I spoke to Avtar Jouhl who was one of the organisers of the visit, spending a couple of hours with him and recording what he said. I was very interested in what he said about the colour bar in local pubs and that was really the start of the story for me. My father was a West Indian at the time who went out with a white woman so obviously some of that history is very familiar to me.

Did you undertake any research for the article? Was it difficult to find resources and if so why do you think this was? 

I read articles on line and as I said I spoke to Avtar Jouhl. I also visited the area to get a look at the housing and the exact geography. There are also quite a few clips about the visit on You Tube and the BBC website.

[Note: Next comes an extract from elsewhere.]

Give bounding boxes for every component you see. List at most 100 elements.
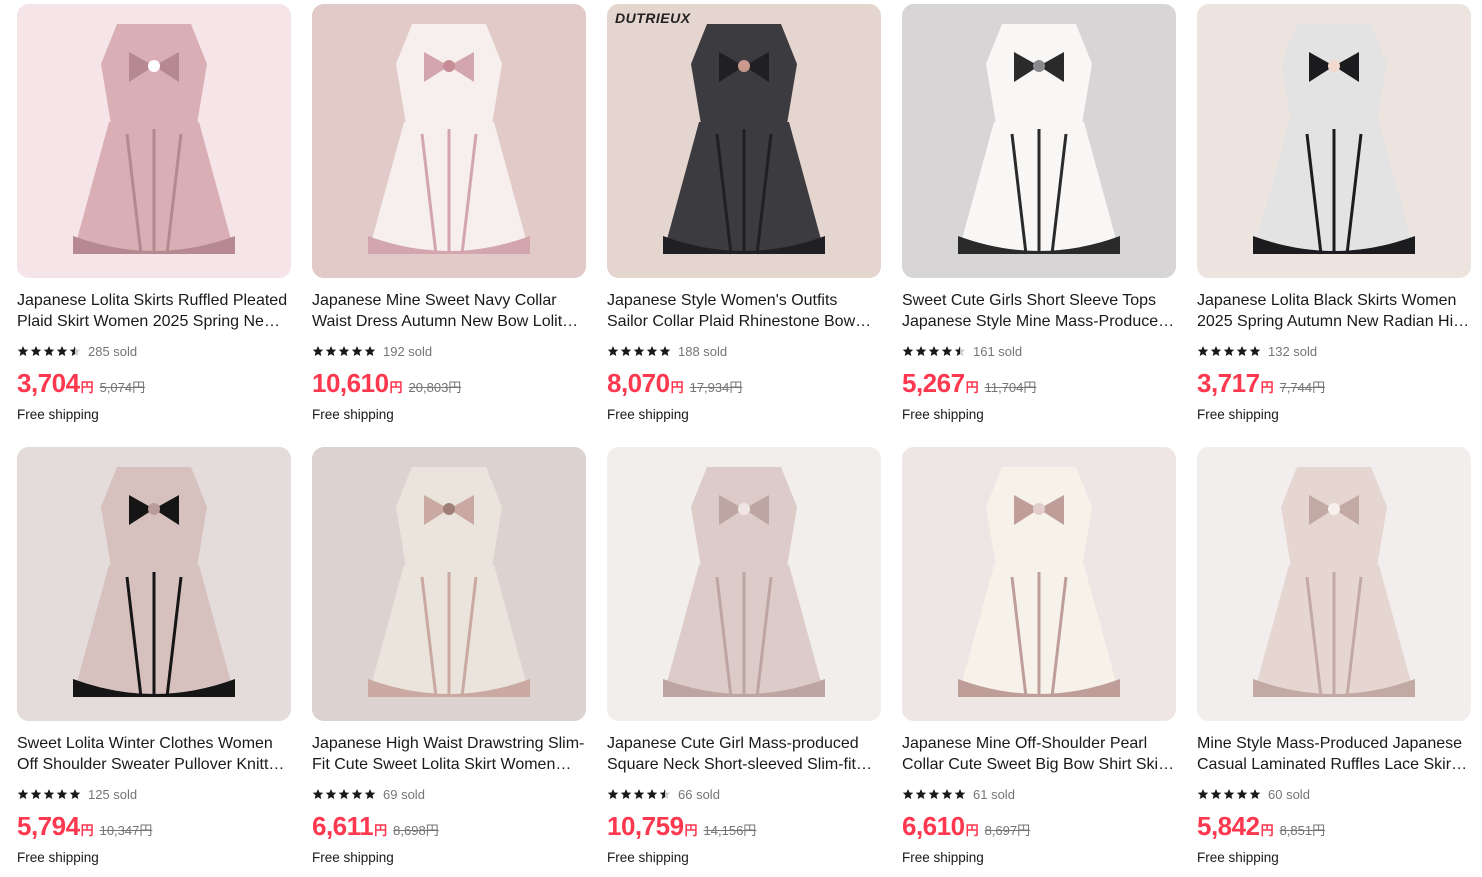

What is at the heart of the short story?

The heart of the story is equality, I suppose, and that the exterior paint that we all have on the outside doesn’t matter. There are more important layers underneath. Malcolm X gave one man the courage to stand up for that.

By writing about Smethwick 1965, you've contributed to that time. Can fiction help to make history more accessible?

Of course, yes. I read very little non-fiction but lots of fiction set in the recent past. Fiction helps us to inhabit, imagine, live another life, walk a mile or a year in someone’s shoes. We might not read The History of the Suffragettes but we might read one woman’s story set at that time.

Avtar Singh Jouhl was Kit's expert and wrote the Afterword to her story. He was general secretary of the Indian Workers' Association at the time Malcolm X visited Smethwick. Jouhl was one of the men accompanying Malcolm X on 12 February 1965. United States black activist Malcolm X visited the region just nine days before his assassination. He told the press:

I have come here because I am disturbed by reports that coloured people in Smethwick are being treated badly. I have heard they are being treated as the Jews under Hitler. I would not wait for the fascist element in Smethwick to erect gas ovens.

Questions for Avtar Singh Jouhl:

What made you choose to live in Smethwick?

I chose Smethwick in 1958 because my elder brother was living in Smethwick. He owned a house on Oxford Road, Smethwick.

Did you undertake any research for the article? Was it difficult to find resources and if so why do you think this was? 

I wrote my afterward retrieving information from Indian Workers Association Great Britain (IWAGB) record archive deposited at Birmingham City Council reference liberary and my personal records.

How did you feel reading Kit's story?

Fiction written on real story.

Do you feel it was true to your testimony?


Did the story capture the essence of the time?


Protest: Stories of Resistance is published by Comma Press. We'd like to thank them for the review copy.